自分の目で自分の目を直接見ることは不可能ということから、優れた人物であっても自分のこととなるとわからず、欠点に気づかないものだということのたとえ。

あらすじ

目で目は見えぬ

昔々、ある小さな村に、トリという若者が住んでいました。トリは自分のことをとても優れた人間だと思っていました。彼は村で一番速く走り、一番高くジャンプし、一番大きな声で歌うことができると自負していました。しかし、実は彼には大きな欠点がありました。それは、自分のオーブンから焼きたてのパンを持ち去る小さなネズミを見逃していることでした。

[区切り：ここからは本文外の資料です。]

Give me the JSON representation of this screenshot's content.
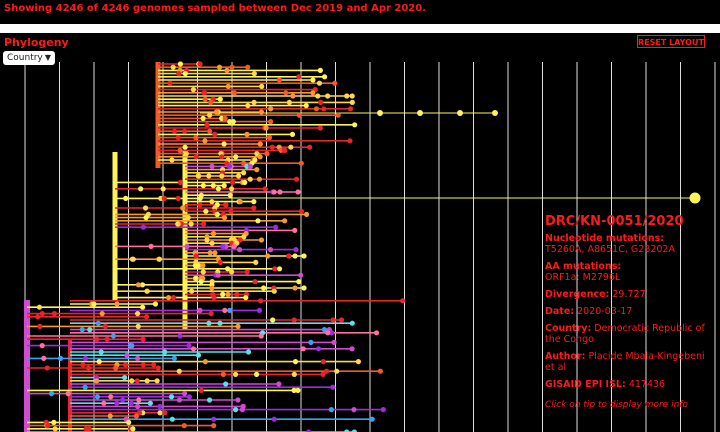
{
  "header": {
    "summary": "Showing 4246 of 4246 genomes sampled between Dec 2019 and Apr 2020."
  },
  "panel": {
    "title": "Phylogeny",
    "reset_button": "RESET LAYOUT",
    "color_by": "Country"
  },
  "tooltip": {
    "strain": "DRC/KN-0051/2020",
    "fields": [
      {
        "label": "Nucleotide mutations:",
        "value": "T5260A, A8651C, G28202A"
      },
      {
        "label": "AA mutations:",
        "value": "ORF1a: M2796L"
      },
      {
        "label": "Divergence:",
        "value": "29.727"
      },
      {
        "label": "Date:",
        "value": "2020-03-17"
      },
      {
        "label": "Country:",
        "value": "Democratic Republic of the Congo"
      },
      {
        "label": "Author:",
        "value": "Placide Mbala-Kingebeni et al"
      },
      {
        "label": "GISAID EPI ISL:",
        "value": "417436"
      }
    ],
    "hint": "Click on tip to display more info"
  }
}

ある日、トリは村で開かれる一大イベント、「村の選手権」に出場することを決めました。彼は準備万端で、自信に満ち溢れていました。選手権では、走る、跳ぶ、歌うなどの競技が行われ、トリは全ての競技で優勝を狙っていました。村の人々は彼の華麗なパフォーマンスを楽しみにしていましたが、トリは自分のオーブン周辺で起こっているネズミのいたずらには気づいていませんでした。

選手権当日、トリは全力を注いで競技を行いました。彼は速さでもジャンプ力でも、他の村人を圧倒しました。しかし、帰宅してオーブンを覗くと、あろうことか自分が焼いたパンが全て消えていました。悲しみに暮れながらも、彼は自分の実力を証明するために競技の疲れを感じず、再び選手権に挑むことを決意しました。

翌年の選手権、トリは念入りに準備をしました。今度は村人たちにも手伝ってもらい、オーブンの周囲を綺麗に掃除し、ネズミの侵入を防ぐ仕掛けを作りました。その結果、彼は見事に選手権で優勝し、村のヒーローとなりました。「目で目は見えぬ」とは言いますが、真の優れた人物は自分の盲点を見つめ直し、成長していくものだとトリは理解しました。彼はそれ以降、他の人の助けを借りることが大切だと知り、村でも愛される存在となっていったのでした。